Hope this is the right forum to ask:
Did you guys ever use OpenCL in order to speed up audio algorithms? (Yes, OpenCL, not OpenGL)
I mean: modern graphic cards are very good at processing a lot of data in parallell. And you can program them directly, using OpenCL. I guess that should be beneficial for certain audio algorithms. (all algorithms which can be parallelized)
I am asking, because I am currently looking into OpenCL myself.
I did a lot of research about this in the past and came to the conclusion that the reason nobody’s using OpenCL/CUDA in audio plugins (or audio software in general) is because the latency of transferring the buffer to the GPU, processing, then sending it back is actually often slower compared to just throwing it at a SIMD accelerated CPU operation.
Compare this to areas where you see GPU DSP a lot, mostly for image processing in video editors - this is because image DSP operations on the CPU for a multi-million pixel image with 4 10-bit color channels are going to be much slower compared to transferring the chunk of data to the GPU (slow), processing it (crazy fast) and sending it back (slow again). In this case, the transfer latency is acceptable because the processing time for such a huge data set is far faster on the GPU than CPU.
Another reason is the belief that for whatever reason music software has to support ancient OSes and hardware - Windows XP doesn’t support OpenCL, nor do pre-2008 Macs.
thanks for your input.
Doesn’t sound too incouraging
Most (audio) DSP operations are also inherently serial, not parallel.
I can agree absolutely on what jonathonracz already wrote: While the actual calculation on the GPU can be very much faster, the overhead of copying the data to the GPU, invoking your kernel, and finally copying the data back from the GPU can be very expensive.
Furthermore, as you need to do this in your audio callback, there’s quite some danger of drop-outs:
Communication with the GPU involves some locking (e.g. inside your API like OpenCL or CUDA, but also in the graphics board driver, etc.), and locking in the audio callback is bad.
On almost all currently available consumer graphic boards, only one kernel can run on the GPU at the same time, i.e. your kernel might be queued for an uncertain amount of time until your kernel gets executed.

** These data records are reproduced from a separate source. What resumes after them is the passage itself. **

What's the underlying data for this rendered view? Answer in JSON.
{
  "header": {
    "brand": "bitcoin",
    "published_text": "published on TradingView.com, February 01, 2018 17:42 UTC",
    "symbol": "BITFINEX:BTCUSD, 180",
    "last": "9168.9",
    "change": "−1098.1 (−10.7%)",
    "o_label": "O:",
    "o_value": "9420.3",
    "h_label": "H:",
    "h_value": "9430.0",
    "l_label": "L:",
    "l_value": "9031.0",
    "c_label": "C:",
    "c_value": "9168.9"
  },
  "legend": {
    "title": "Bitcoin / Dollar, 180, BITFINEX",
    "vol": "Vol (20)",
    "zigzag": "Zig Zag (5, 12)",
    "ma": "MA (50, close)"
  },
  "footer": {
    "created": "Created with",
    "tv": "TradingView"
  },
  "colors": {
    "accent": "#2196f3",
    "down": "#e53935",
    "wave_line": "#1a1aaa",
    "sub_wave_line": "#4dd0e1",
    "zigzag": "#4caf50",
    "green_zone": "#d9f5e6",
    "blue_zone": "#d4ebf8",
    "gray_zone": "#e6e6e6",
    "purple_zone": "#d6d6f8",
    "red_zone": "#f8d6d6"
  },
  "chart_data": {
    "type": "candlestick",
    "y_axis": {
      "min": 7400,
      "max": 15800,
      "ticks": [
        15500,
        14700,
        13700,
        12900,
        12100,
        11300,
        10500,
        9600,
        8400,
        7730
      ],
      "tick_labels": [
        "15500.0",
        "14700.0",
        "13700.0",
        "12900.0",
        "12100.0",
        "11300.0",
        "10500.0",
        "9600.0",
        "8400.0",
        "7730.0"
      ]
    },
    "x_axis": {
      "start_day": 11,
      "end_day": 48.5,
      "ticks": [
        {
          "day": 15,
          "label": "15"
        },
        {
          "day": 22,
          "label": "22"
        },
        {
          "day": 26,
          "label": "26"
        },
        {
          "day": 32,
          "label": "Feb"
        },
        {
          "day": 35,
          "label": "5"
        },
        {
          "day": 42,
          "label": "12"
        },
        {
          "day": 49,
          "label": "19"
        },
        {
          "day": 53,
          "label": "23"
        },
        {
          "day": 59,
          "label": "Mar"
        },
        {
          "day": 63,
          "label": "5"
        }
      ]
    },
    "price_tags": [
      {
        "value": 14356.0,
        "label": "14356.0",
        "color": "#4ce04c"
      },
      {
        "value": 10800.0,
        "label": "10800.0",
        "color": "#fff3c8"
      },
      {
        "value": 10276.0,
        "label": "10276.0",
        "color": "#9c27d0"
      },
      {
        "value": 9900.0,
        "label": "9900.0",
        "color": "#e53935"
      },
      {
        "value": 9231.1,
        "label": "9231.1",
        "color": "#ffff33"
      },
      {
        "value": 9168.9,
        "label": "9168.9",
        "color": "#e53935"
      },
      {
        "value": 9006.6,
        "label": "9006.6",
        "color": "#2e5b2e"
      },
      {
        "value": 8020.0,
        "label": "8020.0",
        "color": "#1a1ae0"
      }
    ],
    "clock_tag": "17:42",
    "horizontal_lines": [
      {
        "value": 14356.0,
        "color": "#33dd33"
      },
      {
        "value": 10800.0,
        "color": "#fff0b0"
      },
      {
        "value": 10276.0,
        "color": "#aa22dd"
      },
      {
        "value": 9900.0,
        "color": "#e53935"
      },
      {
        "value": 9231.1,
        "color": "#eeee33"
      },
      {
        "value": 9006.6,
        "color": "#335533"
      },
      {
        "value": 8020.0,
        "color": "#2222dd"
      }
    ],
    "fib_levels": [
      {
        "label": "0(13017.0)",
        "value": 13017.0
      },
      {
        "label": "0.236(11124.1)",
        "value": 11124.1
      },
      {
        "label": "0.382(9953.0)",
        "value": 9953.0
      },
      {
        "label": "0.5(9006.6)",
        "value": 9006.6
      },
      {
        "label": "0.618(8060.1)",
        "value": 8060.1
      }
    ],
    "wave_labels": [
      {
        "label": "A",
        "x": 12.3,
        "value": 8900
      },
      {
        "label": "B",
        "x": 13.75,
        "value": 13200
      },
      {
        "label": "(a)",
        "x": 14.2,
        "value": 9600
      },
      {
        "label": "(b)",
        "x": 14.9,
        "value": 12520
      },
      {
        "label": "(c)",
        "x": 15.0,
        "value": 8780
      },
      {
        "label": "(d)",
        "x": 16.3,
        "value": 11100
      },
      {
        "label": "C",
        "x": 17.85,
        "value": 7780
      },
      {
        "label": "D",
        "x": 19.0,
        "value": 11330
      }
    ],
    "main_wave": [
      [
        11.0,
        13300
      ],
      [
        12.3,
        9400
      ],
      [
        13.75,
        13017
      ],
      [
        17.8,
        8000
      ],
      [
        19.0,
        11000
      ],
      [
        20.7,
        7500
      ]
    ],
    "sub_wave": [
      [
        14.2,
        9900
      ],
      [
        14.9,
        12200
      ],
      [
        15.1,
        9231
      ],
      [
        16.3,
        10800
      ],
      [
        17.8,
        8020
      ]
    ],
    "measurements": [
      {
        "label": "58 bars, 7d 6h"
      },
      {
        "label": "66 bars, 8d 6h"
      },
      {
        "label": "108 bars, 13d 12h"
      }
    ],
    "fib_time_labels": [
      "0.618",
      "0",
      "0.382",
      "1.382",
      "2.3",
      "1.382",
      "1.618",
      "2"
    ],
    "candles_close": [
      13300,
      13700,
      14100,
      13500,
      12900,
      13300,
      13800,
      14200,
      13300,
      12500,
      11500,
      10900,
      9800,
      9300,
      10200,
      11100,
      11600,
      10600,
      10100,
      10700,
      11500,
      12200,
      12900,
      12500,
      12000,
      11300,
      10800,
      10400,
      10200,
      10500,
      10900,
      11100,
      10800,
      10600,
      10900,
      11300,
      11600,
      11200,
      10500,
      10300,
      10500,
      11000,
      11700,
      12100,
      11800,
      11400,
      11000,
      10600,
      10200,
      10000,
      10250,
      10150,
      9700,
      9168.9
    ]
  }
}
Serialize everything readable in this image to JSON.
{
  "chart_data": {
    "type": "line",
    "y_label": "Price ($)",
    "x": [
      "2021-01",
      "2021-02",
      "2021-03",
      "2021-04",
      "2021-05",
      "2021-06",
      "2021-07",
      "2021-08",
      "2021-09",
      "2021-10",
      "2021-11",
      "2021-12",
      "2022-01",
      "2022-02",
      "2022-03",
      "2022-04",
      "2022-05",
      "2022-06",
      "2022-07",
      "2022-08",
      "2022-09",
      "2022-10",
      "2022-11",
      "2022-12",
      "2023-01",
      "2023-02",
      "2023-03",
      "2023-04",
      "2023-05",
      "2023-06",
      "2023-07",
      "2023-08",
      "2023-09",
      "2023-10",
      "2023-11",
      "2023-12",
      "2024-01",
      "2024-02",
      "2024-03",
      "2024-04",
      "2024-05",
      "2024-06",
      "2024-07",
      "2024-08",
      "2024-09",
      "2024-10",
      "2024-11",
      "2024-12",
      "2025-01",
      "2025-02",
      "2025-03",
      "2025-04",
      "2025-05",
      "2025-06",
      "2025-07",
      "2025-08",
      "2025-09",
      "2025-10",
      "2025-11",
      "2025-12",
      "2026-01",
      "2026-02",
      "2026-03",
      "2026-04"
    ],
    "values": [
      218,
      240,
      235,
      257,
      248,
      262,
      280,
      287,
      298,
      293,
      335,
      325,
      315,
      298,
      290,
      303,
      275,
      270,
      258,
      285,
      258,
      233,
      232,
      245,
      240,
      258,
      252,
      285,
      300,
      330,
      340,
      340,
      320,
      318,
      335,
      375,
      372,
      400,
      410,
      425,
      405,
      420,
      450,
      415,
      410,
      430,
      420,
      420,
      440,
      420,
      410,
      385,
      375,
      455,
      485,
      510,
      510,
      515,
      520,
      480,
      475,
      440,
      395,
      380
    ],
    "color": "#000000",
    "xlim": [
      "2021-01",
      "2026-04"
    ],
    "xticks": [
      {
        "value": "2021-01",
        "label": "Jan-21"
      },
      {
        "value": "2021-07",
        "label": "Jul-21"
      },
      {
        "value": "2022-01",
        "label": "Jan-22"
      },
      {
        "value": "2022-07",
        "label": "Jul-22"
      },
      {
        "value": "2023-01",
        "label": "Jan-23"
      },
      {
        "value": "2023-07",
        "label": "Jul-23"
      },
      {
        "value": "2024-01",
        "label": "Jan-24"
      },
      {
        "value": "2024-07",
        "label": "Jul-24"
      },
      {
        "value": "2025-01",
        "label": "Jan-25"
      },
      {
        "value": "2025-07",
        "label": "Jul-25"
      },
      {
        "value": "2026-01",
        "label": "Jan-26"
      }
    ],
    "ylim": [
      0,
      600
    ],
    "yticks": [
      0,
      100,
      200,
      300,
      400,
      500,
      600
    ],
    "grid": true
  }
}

In the last couple of years I tried quite a lot in the field of GPU computing, and had also some fails because of the reasons above:
I’ve tried to implement a realtime convolution algorithm in OpenCL, but it didn’t work for me, and my already existing CPU implementation (partitioned convolution with non-uniform block sizes) was much faster and much more stable regarding realtime safety at low audio buffer sizes like 64 samples (however, it seems that there are also successful projects like this, but I’m not sure whether this really works at 64 samples…).
For dose calculation in some radiotherapy software, we needed to perform a lot of 2D FFTs of sizes like 128x128. We’ve tried cuFFT and C++ AMP FFT, but using something like Ooura or Intel MKL was much faster because of the expensive CPU-GPU/GPU-CPU transfers (however, the FFTs were only a part of this algorithm, and the rest was on the GPU up 100x faster).
Be interesting to put some numbers on the latency as audio problems suitable for GPU involve many calls per sec of small amounts of data.
So it is really bound by the call latency rather than bandwidth.
I’d also be interested to know to what extent this is because of driver overhead and how much is just the limitations of the bus architecture and such (e.g. would a Vulkan Compute as opposed to OpenCL change the story at all?). Also, even if it might be problematic for a single plugin, what about an entire application where you’re mixing and resampling and post-processing dozens of tracks at once (and therefore can get some benefit from the massive parallelization).
I’ve at least heard of a convolution reverb that uses GPU acceleration, but that’s probably a very unique case, and I wouldn’t be surprised if they don’t see much advantage on a relatively powerful CPU as opposed to almost any GPU.
I will put some numbers on the latency.
In a world where plugins use GPUs the wild west of them all going to the GPU independently would be interesting for both stability and performance.